Yes, women can still get this treatment — but more specifically, the “wrong kind” of women are the ones that get it. Women who have too much sex (or even ‘’accused’’ of doing so), who can’t control their emotions, or don’t care for womanly things like wanting a man, having babies or not knowing how to raise kids are portrayed as misguided at best.
- Disclosure is about an evil woman in an executive position who gained her position by having sex with powerful men and then uses a False Rape Accusation against the protagonist. It’s noted that the villain was also assigned her position over a much more qualified (but less sexually-attractive) woman.
- Remember that hilarious scene in Airplane!? The one where the woman loses control and there’s a long line waiting to slap her? While slapping is a bit taboo these days, ridiculing these sorts of women or mocking them is still frequent.
- Jurassic World has an entire segment about its main heroine having no desire for children, and being forced to take care of her nephews because of her lack of motherly instincts.
- The Cabin in the Woods, which is built around various horror tropes, specifically points out how prevalent “the Slut” character being killed is.
- The longest-running subplot in Family Matters involves the nerdy Steve Urkel trying to gain the affections of his crush, Laura. One of his oft-repeated lines, whenever Laura shows him any interest is "I'm wearing you down, baby...".
- There’s an entire quest line in Skyrim which is about shaming a woman named Haelga for having a lot of sexual partners. While there are other ways to complete the quest, there is no way to tell off the woman who is Slut-Shaming her, and Haelga states that she has to do it in secret, because sex is the primary way of worshipping her goddess.
Humans, when compared to other intelligent races
- 3rd Rock from the Sun had an episode where Dick learns about tolerance and explains at the end that no one is "better" than anyone else, just different.
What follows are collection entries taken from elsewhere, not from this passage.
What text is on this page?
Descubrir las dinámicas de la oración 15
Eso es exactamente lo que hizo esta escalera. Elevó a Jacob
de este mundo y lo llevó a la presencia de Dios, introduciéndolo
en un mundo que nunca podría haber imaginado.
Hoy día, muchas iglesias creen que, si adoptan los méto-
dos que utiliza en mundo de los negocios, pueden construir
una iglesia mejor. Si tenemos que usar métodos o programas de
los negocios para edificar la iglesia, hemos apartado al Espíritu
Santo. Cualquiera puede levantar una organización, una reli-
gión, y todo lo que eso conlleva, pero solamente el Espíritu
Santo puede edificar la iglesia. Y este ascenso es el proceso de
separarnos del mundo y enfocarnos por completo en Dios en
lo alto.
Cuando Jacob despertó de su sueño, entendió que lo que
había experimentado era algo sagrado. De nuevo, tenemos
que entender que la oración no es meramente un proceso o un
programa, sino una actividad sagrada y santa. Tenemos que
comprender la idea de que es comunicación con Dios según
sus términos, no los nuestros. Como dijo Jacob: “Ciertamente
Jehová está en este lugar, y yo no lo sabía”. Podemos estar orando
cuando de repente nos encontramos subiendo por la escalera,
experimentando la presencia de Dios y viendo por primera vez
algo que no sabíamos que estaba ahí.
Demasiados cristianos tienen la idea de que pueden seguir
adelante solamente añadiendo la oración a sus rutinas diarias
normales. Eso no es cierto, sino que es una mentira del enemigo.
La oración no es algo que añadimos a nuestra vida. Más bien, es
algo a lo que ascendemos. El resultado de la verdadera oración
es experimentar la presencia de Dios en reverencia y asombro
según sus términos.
The rest of the aliens burst out laughing at the idea that they're no better than humans.
- And before this was the SNL skit-turned-film Coneheads, where the titular family laughed at such silly notions as "Humans to the moon". Whether they were laughing at the idea of humans reaching the moon or that they'd only gotten as far as the moon is unclear.
- In the trailer for Portal 2's multiplayer campaign, GLaDOS says, "These next tests requires co-operation. Consequently, they have never been solved by a human".
- This idea is elaborated in the promotional short "Bot Trust." The clip starts with a little animation of two humans entering a test chamber; one quickly shoves the other into a fire pit for no apparent reason. The narrator concludes that "Our data clearly shows that humans cannot be trusted. The answer? Robots!" Cue the montage of the two co-op robots, Atlas and P-Body, working together through "a regimen of trust exercises." At the end the narrator announces that these "inspiring artificial bonds" will be put to the test... and cuts to P-body shoving Atlas into a fire pit for no apparent reason. What did this accomplish? The robots gave them a whole six extra seconds of cooperation. Good job robots.
Products of incest
Yes, inbreeding does increase the odds of recessive alleles doubling up in the offspring. But demonization of incest tends to spill over onto any resulting next generation, creating an expectation that such children will invariably be mentally or physically impaired, if not a Cannibal Clan in the making.
- A major aversion in Chinatown. Too bad it's the pedophile, incest-minded father-grandfather that wins.
- Let's not forget Deliverance.
- In A Song OF Ice And Fire, the Targaryens are (truthfully) pictured this way constantly.
- Jaime and Cersei.
- In The Bad Place by Dean Koontz, the Big Bad and his siblings are the result of multiple generations of incest. Taking it Up to Eleven, their mother was a hermaphrodite who fertilized herself to produce them. Somehow this gave them all supernatural powers.